Hoy hubiese cumplido 100 años de no morir aquel caluroso día de julio de 1997, nonagenario y con un sinfín de problemas de salud que lo acuciaban desde la muerte de su querida Gloria tres años antes. Con ella había compartido la mitad de su vida tras ser uno de los grandes seductores de Hollywood. Sin embargo, su rol nunca fue el de galán irresistible. La necesidad de la meca del cine de etiquetarlo todo convirtió a «Jimmy» Stewart en el hombre bueno, en el americano medio reconocible para todo el mundo. Sus torpes andares, su voz ordinaria y su mirada lánguida contribuyeron bastante al realce de esa imagen. Un repaso por la filmografía de esta estrella intachable que nunca dio escándalos ni jugó al juego de Hollywood, nos desvela el lado más oscuros de ese prototipo que tan bien encarnó.
Llegó a Broadway de la mano de su amigo y compañero de Princeton, Henry Fonda, y de ahi dio el salto a un Hollywood que lo recibió con los brazos abiertos. Frank Capra lo convirtió en la estrella de «Vive como quieras» y de «Caballero sin espada», en donde dio una lección magistral de interpretación. Su lado cómico quedó mostrado y recompensado con un Oscar en «Historias de Philadelphia» y con un trabajo para el gran Lubitsch en la genial «El bazar de las sorpresas». Entonces llegó la Segunda Guerra Mundial y fue el primer actor en intervenir en el conflicto. Cuando pocos de nosotros podríamos imaginar a un Brad Pitt luchando codo con codo junto a los soldados de Irak, no nos cuesta creer que Stewart fue un piloto condecorado que se había ido al frente antes incluso del bombardeo a Pearl Harbor. Tras la guerra quiso dejar el cine pero su amigo Lionel Barrymore lo convenció de lo contrario. Así llego esa fábula navideña repuesta incesantemente cada año llamada «¡Qué bello es vivir!» y ese George Bailey que se convertiría en su personaje favorito y en el de todos los americanos. En esa película a prueba de diabéticos ya se dejan ver las aristas oscuras de un Stewart que vive para los demás pero que, casi siempre, duda de lo fructífero de su carácter bondadoso. Lo verdaderamente negro de aquellos años no fue su personaje, sino su participación activa y delatora en la nefasta Caza de brujas del senador McCarthy. Fue justo el momento en el que Hitchcock nos descubrió su lado más psicótico (aunque siempre redimido por la bondad o la simpatía cargada de humor) en «La Soga» y lo convirtió en uno de sus actores predilectos en películas de prestigio intachable como «La ventana indiscreta» o «Vértigo».

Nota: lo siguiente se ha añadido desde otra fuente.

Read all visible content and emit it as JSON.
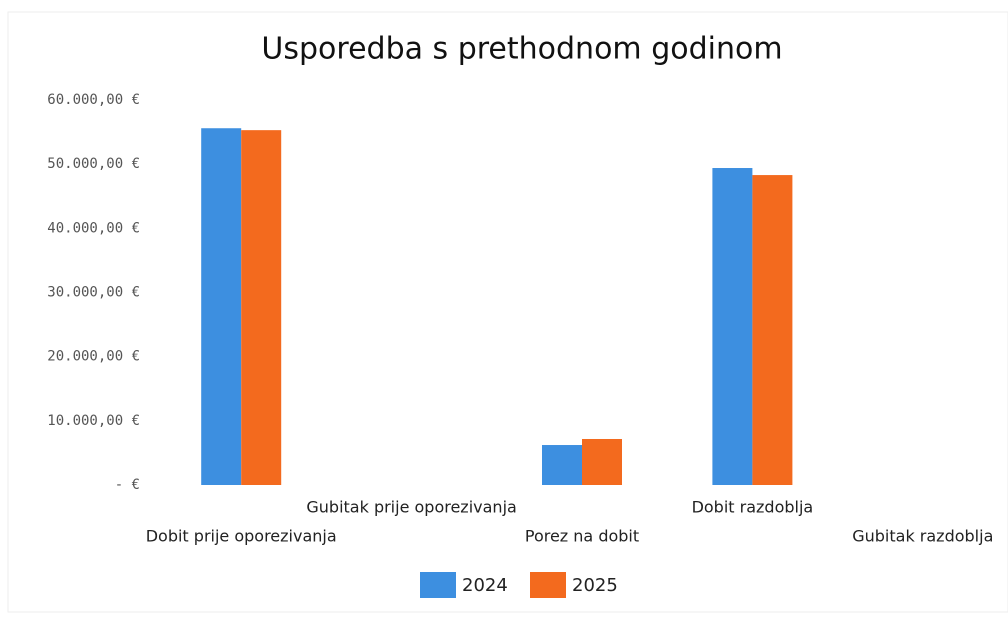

Así, en la década de los 50, la figura alta y desgarbada del actor estaba ya por encima del bien y del mal. Los mejores, los grandes genios, siempre contaban con él: Anthony Mann, John Ford e incluso Billy Wilder se rindieron a sus pies. De esas colaboraciones surgieron maravillas como la desmitificadora «El hombre que mató a Liberty Valance» que lo convirtieron en el actor con más obras maestras en su currículum. Pero como toda gran estrella del Hollywood dorado sucumbió a la modernidad. Aunque fuese secundario de lujo en cintas catastrofistas de los 70, el Jimmy adorado por América ya no brillaba con la misma luz. Así fue como, poco a poco, se fue apagando un hombre que jamás estudió interpretación en escuela alguna y que, seguramente, fue tan humano y cometió tantos errores como cualquiera de nosotros. Pero como rezaba el final de Liberty Valance, «lo que queda es la leyenda», y la de Jimmy aún tiene cuerda para rato.